Torn Wing: An Elegy To Childhood
There are forty images in this body of work. All the photographs were made reflexively with a small pocket film camera during the time I lived in New York City from 1973 to 2004.
This series continues my lifelong investigation of The Human Condition. It is not about homelessness, but about fragility and how I as a photographer found a way to express what was lingering inside my unconscious store of personal experience.
Torn Wing began without known purpose and lay dormant until I moved 2,000 miles nearer to my family of origin. In this proximity, the early childhood damage that my brothers and I experienced became evermore evident. I began to ponder the fragility of human beings and the consequences in adulthood for the children of poverty, abuse and neglect.
As my mind focused on the dilemma of children who become broken adults, I experienced a spontaneous recall of the photographs made long ago. In gestation as film negatives, each person, location, and date of capture, remembered as if by telepathy.
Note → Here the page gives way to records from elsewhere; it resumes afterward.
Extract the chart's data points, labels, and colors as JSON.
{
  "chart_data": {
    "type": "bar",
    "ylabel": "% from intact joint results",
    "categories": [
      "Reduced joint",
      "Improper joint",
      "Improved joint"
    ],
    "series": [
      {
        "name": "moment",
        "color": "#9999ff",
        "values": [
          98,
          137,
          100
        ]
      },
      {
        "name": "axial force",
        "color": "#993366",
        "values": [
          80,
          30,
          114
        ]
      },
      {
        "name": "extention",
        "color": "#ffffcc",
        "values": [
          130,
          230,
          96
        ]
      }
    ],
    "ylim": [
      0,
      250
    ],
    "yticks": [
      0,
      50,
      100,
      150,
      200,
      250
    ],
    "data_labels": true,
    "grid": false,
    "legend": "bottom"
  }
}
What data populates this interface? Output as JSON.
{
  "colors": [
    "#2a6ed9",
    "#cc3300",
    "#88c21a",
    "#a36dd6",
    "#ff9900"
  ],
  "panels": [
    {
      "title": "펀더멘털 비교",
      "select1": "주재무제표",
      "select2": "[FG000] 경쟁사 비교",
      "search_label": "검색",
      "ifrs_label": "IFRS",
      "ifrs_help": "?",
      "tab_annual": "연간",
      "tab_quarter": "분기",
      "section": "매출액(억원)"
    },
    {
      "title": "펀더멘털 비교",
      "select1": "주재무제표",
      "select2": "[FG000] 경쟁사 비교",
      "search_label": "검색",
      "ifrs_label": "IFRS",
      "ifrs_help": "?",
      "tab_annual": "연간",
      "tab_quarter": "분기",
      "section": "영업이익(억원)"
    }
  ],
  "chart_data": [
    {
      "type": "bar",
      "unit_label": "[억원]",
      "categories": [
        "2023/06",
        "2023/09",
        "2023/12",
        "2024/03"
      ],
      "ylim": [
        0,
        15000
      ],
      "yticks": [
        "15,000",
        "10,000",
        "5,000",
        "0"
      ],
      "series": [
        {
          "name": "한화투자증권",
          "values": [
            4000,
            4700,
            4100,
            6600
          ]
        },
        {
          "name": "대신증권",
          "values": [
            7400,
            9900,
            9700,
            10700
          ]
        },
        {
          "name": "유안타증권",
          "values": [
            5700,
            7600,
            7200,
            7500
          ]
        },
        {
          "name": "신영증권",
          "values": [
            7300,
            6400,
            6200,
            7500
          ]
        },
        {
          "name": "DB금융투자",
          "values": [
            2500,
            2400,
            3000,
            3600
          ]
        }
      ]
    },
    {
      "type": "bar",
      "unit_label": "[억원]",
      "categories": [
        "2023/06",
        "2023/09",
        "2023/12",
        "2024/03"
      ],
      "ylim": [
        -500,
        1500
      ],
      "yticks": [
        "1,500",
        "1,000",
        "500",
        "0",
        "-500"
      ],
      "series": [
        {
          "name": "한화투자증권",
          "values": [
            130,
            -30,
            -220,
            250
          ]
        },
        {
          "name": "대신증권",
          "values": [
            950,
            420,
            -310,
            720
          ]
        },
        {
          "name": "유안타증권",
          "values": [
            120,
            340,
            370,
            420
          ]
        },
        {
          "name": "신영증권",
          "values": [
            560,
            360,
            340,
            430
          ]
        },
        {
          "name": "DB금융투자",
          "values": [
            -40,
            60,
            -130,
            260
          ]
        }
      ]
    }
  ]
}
As an adult living under the sea of my own childhood trauma, when I photographed the people you see here in the “Torn Wing” series, I photographed what already resided in my unconscious mind. Frederick Sommer, the experimental philosopher-photographer, speaks of this phenomenon. ”When you go out to make a picture you find you are moved by something which is in agreement with an image you already held within yourself.”
I clearly saw and pointed to each stranger as a memory of an emotional resemblance. As I looked and snapped, what drew my eye was the archetype of father, mother, brother, husband, uncle, and self. He is the father who disappeared; she is my depressed mother; she is me crushed by divorce; he is my alcoholic husband; she is me as a young mother; I am lost like she, and my brother, alone like he; all in-waiting for the angels to free us from our earthly suffering.